Monday, January 09, 2006

Sago Mine Disaster Indicts Deregulation

From
the Progressive:

But this mine disaster is an indictment not just of a company but of a philosophy—the philosophy of deregulation, which Bush and the Republican Party and libertarians have been promoting at every turn.

This is what happens when you deregulate industry.

People die.

This is what happens when you let companies act as their own watchdogs.

People die.

This is what happens when the penalties for safety violations amount to the gentlest of pats on the wrist.

People die.

“The Mine Safety and Health administration issued a total of 208 citations for alleged violations at the site last year,” reports The Boston Globe.

“Most of the citations were issued before the current owners took over the mine in November, but International Coal Group Inc. was cited by the federal government three times in five days in December for allowing flammable coal dust to collect in a work area.”

Still, the Bush Administration didn’t shut the mine down.


Click
here for the rest.

It's often difficult to see how government action affects one's own personal life.

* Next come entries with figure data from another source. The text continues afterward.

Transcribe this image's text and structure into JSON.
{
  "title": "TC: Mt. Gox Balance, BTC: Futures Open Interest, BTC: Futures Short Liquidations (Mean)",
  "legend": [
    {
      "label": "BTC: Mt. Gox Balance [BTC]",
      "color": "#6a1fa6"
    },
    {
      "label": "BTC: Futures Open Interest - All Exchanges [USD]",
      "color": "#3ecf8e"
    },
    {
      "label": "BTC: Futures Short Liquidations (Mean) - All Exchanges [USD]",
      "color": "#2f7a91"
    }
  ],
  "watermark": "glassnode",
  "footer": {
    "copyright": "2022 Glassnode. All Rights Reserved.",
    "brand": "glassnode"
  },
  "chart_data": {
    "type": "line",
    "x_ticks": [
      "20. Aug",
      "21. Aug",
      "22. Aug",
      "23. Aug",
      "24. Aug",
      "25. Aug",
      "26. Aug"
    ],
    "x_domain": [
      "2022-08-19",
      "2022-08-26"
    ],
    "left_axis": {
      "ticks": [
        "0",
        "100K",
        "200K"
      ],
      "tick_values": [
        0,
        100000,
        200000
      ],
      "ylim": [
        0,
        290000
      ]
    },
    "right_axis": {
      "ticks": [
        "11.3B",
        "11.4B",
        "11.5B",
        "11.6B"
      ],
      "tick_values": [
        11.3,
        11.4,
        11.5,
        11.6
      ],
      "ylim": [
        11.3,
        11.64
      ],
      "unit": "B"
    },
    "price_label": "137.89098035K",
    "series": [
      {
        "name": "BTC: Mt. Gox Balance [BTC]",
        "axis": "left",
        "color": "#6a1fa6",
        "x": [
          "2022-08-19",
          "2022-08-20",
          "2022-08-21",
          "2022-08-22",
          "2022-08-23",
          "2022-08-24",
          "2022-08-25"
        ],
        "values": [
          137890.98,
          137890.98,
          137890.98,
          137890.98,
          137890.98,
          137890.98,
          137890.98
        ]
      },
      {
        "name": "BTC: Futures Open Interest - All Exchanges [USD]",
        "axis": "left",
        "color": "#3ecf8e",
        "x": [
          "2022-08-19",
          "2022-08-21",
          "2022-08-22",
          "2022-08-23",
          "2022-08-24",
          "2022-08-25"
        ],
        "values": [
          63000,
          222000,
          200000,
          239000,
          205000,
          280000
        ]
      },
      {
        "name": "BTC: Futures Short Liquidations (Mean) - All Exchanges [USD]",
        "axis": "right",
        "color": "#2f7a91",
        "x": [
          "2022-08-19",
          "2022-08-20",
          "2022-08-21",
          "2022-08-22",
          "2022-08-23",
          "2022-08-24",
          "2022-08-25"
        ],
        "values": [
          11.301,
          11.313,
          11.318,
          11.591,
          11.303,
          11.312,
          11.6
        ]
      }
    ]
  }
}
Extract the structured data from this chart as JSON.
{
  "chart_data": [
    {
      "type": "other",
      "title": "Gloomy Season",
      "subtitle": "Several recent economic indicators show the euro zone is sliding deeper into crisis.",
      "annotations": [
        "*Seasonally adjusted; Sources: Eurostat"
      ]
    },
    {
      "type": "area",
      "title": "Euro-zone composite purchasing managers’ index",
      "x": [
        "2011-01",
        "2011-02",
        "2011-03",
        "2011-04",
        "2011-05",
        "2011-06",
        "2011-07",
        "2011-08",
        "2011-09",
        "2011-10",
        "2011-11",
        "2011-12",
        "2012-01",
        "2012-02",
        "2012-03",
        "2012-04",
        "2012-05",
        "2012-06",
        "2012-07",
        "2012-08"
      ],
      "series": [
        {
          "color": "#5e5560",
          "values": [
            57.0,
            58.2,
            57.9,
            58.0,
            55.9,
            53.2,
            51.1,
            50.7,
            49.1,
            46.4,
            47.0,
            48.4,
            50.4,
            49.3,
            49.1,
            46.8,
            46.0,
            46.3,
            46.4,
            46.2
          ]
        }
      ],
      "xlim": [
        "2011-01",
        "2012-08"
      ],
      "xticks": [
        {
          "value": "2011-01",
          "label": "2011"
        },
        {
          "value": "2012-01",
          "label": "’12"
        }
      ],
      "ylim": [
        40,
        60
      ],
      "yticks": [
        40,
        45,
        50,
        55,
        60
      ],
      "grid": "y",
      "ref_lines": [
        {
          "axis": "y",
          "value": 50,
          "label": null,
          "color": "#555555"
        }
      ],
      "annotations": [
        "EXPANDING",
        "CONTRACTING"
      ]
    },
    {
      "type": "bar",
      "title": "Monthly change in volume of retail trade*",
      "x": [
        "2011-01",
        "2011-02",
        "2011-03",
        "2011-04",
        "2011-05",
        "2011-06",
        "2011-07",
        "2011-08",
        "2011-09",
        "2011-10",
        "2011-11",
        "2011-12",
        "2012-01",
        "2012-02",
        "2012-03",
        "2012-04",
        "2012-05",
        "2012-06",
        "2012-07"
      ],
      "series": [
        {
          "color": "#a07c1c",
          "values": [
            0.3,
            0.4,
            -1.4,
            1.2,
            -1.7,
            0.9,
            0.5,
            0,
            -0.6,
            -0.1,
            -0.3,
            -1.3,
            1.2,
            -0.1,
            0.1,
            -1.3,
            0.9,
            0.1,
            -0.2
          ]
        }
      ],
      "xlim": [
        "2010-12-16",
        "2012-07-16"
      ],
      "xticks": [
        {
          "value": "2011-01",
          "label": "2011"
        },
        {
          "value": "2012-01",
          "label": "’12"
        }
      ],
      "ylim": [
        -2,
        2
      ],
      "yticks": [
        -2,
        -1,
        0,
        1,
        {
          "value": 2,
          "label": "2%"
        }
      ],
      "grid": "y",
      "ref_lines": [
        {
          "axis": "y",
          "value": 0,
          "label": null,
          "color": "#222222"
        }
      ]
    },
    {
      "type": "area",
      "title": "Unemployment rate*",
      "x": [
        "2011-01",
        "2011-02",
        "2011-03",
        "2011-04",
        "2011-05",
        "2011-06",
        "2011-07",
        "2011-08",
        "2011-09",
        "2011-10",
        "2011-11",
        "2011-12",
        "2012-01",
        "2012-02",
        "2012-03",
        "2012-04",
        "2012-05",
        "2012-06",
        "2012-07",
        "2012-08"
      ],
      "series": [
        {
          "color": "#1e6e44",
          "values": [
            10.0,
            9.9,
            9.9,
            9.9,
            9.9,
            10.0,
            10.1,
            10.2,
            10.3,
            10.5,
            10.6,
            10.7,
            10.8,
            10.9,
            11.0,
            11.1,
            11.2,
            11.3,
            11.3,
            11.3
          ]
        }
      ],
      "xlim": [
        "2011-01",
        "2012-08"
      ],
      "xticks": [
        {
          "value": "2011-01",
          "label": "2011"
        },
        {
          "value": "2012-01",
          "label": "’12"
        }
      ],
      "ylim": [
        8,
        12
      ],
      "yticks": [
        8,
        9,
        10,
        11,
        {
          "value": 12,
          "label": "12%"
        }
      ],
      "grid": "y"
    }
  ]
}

Washington is far away, and the people there argue about and struggle over issues that seem entirely unrelated to plain ordinary folks. But make no mistake about it: government actions affect your life. Oftentimes it takes decades for the effects to be seen, and even then it's hard to see what actually caused them. The guys who wrote Freakonomics assert that the dramatic crime rate drop in the 90s resulted from the legalization of abortion during the 70s, rather than from the economic boom, the bounty from which was mostly limited to a select few Americans anyway. A history professor I had at UT in the late 80s attributed the rise in numbers and visibility of street people to Reagan administration funding cuts for inpatient care at psychiatric hospitals. Deregulation of the banking industry, also during the 80s, has ended up with tens of millions of Americans up to their necks in credit card debt today. It remains to be seen what the long term effects are of Clinton's "ending welfare as we know it" ten years ago, but, rest assured, something bad will come of it.


Clearly, this mining disaster is the twisted bastard child of two decades of neo-liberal philosophy guiding governmental economic decisions. Yes, the mining company made more money because of deregulation and a lack of will to enforce existing safety regulations, but now twelve citizens are dead. And all the politicians who made this possible are just as responsible as the company itself. That includes Democrats. "Good for business" is a slogan whose time has ended. To be sure, business is an important part of the overall equation for making our nation function, but it's not the only one, and it's definitely not the most important. Really, it was stupid in the first place to reduce the nuances of important political debate to mindless platitudes that kind of sound reasonable.